= Baron Ravensworth =

Barony in the Peerage of Great Britain

Baron Ravensworth, of Ravensworth Castle in the County Palatine of Durham and of Eslington Park in the County of Northumberland, is a title in the Peerage of the United Kingdom.

It was created in 1821 for Sir Thomas Liddell, 6th Baronet. The title of Baron Ravensworth had previously been created in the Peerage of Great Britain in 1747 for the fourth Baronet, but this had become extinct in 1784. The second Baron of this second creation was made Earl of Ravensworth and Baron Eslington, but these titles also became extinct in 1904.

==Liddell family==
- Family history
The Liddell family descends from Thomas Liddell, a wealthy merchant of Newcastle-upon-Tyne and supporter of Charles I. In 1642 he was created a Baronet, of Ravensworth Castle, in the Baronetage of England. His grandson, the third Baronet, represented Durham and Newcastle-upon-Tyne in the House of Commons. In 1720 he acquired the estate of Eslington Park. His grandson, the fourth Baronet, sat as Member of Parliament for Morpeth. In 1747 he was created Baron Ravensworth, of Ravensworth Castle in the County Palatine of Durham, in the Peerage of Great Britain. However, this title became extinct on his death when he was succeeded in the baronetcy by his nephew, the fifth Baronet.

- Overview of the Barony
The latter's son, the sixth Baronet, represented County Durham in the House of Commons. In 1821 the barony of Ravensworth was revived when he was created Baron Ravensworth, of Ravensworth Castle in the County Palatine of Durham and of Eslington Park in the County of Northumberland, in the Peerage of the United Kingdom. His son, the second Baron, was Conservative Member of Parliament for Northumberland, North Durham and Liverpool. In 1874 he was created Baron Eslington, of Eslington Park in the County of Northumberland, and Earl of Ravensworth, of Ravensworth Castle in the County Palatine of Durham. These titles were in the Peerage of the United Kingdom. His eldest son, the second Earl, represented Northumberland South in Parliament as a Conservative. He was succeeded by his younger brother, the third Earl. On his death in 1904 both the barony of Eslington and the earldom became extinct. However, he was succeeded in the barony of Ravensworth and baronetcy by his first cousin, the fifth Baron. He was the son of Robert Liddell, fifth son of the first Baron. As of 2010 the titles are held by his great-grandson, the ninth Baron, who succeeded his father in 2004.

- Other family members
Three other members of the Liddell family may also be mentioned:
- Henry Liddell, son of Henry Liddell, younger son of the fifth Baronet, was Vice-Chancellor of Oxford University.
- Alice Liddell, daughter of Henry Liddell, the Vice-Chancellor, was the eponymous subject of Alice's Adventures in Wonderland by Lewis Carroll.
- Guy Liddell, grandson of George Liddell, younger son of the first Baron of the second creation, was the wartime head of counter-espionage in Britain's MI5.

- Family seat
The main seat for the family was originally at Ravensworth Castle, in Gateshead, Tyne and Wear. This great stately home was almost completely demolished in the 1920s due to subsidence, ironically caused by the family's own coal mines, the profits of which had paid for its construction. The castle's stables, which survive in a ruinous state, were featured in the Restoration (television) programme on the BBC in 2003.

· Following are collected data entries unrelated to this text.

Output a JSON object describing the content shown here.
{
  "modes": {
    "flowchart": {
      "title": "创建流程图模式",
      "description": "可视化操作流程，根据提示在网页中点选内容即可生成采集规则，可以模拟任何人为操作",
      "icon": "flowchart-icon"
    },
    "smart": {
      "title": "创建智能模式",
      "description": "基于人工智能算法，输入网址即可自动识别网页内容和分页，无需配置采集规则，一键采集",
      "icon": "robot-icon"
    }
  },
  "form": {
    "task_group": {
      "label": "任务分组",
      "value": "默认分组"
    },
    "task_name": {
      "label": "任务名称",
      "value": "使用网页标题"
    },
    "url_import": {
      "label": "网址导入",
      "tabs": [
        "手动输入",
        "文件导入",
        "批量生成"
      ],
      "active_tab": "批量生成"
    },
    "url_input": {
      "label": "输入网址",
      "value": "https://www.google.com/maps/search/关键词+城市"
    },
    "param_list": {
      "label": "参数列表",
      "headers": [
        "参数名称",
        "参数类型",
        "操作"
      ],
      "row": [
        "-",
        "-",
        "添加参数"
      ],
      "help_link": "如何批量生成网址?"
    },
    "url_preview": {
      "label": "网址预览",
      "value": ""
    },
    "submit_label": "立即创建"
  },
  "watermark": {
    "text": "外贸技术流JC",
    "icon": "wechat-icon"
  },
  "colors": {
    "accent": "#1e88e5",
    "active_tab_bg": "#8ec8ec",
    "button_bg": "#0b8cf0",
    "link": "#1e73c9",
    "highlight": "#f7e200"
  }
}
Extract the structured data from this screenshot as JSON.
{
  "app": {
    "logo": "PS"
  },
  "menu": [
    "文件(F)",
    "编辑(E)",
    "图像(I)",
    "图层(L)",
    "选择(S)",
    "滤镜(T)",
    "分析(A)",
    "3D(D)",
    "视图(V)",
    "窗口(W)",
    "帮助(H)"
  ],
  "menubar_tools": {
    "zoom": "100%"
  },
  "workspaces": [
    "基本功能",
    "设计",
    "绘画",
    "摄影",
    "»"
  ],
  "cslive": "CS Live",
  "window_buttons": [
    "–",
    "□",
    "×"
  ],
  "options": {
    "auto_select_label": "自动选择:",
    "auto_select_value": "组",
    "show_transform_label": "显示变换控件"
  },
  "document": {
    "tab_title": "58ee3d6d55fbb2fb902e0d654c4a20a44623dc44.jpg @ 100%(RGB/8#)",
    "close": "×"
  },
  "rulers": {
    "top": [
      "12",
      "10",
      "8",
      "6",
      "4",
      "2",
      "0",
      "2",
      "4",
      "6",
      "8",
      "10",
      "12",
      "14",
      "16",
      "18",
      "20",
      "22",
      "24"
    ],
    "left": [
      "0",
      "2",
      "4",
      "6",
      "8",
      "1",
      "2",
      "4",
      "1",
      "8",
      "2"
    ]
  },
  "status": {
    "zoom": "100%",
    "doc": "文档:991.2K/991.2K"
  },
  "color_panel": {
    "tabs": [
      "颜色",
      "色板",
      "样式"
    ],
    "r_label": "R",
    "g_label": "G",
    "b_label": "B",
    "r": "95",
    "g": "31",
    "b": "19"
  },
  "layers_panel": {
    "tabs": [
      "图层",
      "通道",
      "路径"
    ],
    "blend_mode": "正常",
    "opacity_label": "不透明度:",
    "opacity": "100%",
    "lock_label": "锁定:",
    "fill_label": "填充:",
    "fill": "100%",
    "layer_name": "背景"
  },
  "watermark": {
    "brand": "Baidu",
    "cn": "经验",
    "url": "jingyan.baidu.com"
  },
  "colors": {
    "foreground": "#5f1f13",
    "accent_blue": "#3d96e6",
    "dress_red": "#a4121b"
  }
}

The family's present seat is the remaining residence at Eslington Park, near Alnwick in Northumberland.

==Liddell baronets, of Ravensworth Castle (1642)==
- Sir Thomas Liddell, 1st Baronet (d. 1650)
- Sir Thomas Liddell, 2nd Baronet (d. 1697)
- Sir Henry Liddell, 3rd Baronet (c. 1644–1723)
- Sir Henry Liddell, 4th Baronet (1708–1784) (created Baron Ravensworth in 1747)

===Barons Ravensworth, first creation (1747)===
- Henry Liddell, 1st Baron Ravensworth (1708–1784)

===Liddell baronets, of Ravensworth Castle (1642; reverted)===
- Sir Henry George Liddell, 5th Baronet (1749–1791) High Sheriff of Northumberland 1785
- Sir Thomas Henry Liddell, 6th Baronet (1775–1855) (created Baron Ravensworth in 1821)

===Barons Ravensworth, second creation (1821)===
- Thomas Henry Liddell, 1st Baron Ravensworth (1775–1855)
- Henry Thomas Liddell, 2nd Baron Ravensworth (1797–1878) (created Earl of Ravensworth in 1874)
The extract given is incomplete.